Broadband and Left-Behind Counties

An interesting article by the Economic Innovation Group (EIG) documents an economic rebound in left-behind counties. Economists, researchers, and politicians have used the term left-behind counties to denote the parts of the country that have experienced economic stagnation or decline compared to the national average. Left-behind refers to places with long-term lagging growth and not places with temporary setbacks that might come with an event like losing a major employer. The EIG analysis defined left-behind counties to be those that have had less than half the national population and median household income growth as the rest of the county between 2000 and 2016.

There are over 1,000 counties categorized as left-behind out of 3,142 total counties and equivalents in the country. These counties represent 18% of the U.S. population. EIG says these counties averaged 0.4% growth between 2016 and 2019, which is one-third the average rate for the rest of the country. By the start of the pandemic in 2020, only one-third of the left-behind counties had had recovered the jobs lost in the 2009 recession.

However, between 2020 and 2023, left-behind counties have seen a turnaround and collectively grew four times faster than the four previous years. Most of these counties are still way behind where they were twenty-five years ago.

Left-behind counties are not all the same and include rural, suburban, and urban counties, and can have a wide number of causes for lagging the rest of the economy. Left-behind counties had 21% of all national jobs in 2000, which has dropped to 18% by 2016 and 17% by the end of 2023.

But there is good news in a lot of left-behind counties. They are seeing a surge in the establishment of new businesses, which indicates optimism and economic health. Since 2020, the rate of new business start-ups in left-behind counties is almost the same as the rest of the country. Interestingly, the rural left-behind counties are growing faster than suburban and urban counties.

The analysis doesn’t speculate on the reasons for the rebound in many left-behind counties. I have nothing but anecdotal evidence, but I think some of this rebound is related to broadband. I work with a lot of rural counties across the country where we conduct surveys and have interviewed thousands of folks.

By far the biggest change we’ve seen over twenty years of doing surveys and interviews is the giant surge of people who work at home or want to work from home. Before the pandemic, we rarely found more than 10% of homes in a community where somebody worked from home even just a few days per week. There was typically only a tiny percentage of folks who worked at home full time.

That changed and went much higher during the pandemic but it has stayed high since then. We routinely survey counties now where 30% to 60% of households have somebody working at home at least part-time, with a third or more of such folks working from home full-time.

This ongoing phenomenon doesn’t seem to be fueled by people who were sent home to work during the pandemic and decided to keep doing so. It seems to be coming more from people in areas like the left-behind counties who realized that there are jobs available that don’t rely on the local economy. I have also heard a lot of stories from folks who used working from home as a way to justify moving to rural areas where they prefer to live. I speculate that it’s the extra incomes generated by people working from home in many rural economies that is raising household incomes.

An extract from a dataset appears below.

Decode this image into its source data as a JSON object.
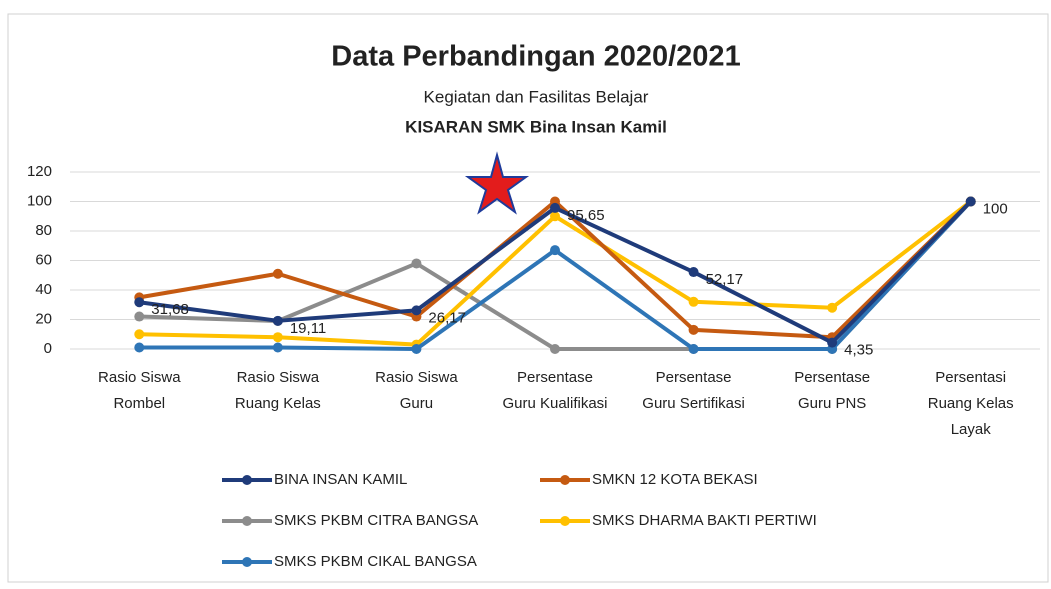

This is pure speculation on my part, and it would be an interesting thing for economists to investigate. Left-behind counties, by definition, have fewer job opportunities than more affluent counties. But I think folks are no longer being held captive by a poor local economy and are finding ways to make a living online.

2 thoughts on “Broadband and Left-Behind Counties

  1. I would take your speculation a bit further to add left-behind-counties may actually be attracting people who can work at home full time, with less expensive housing costs and an attractive lifestyle.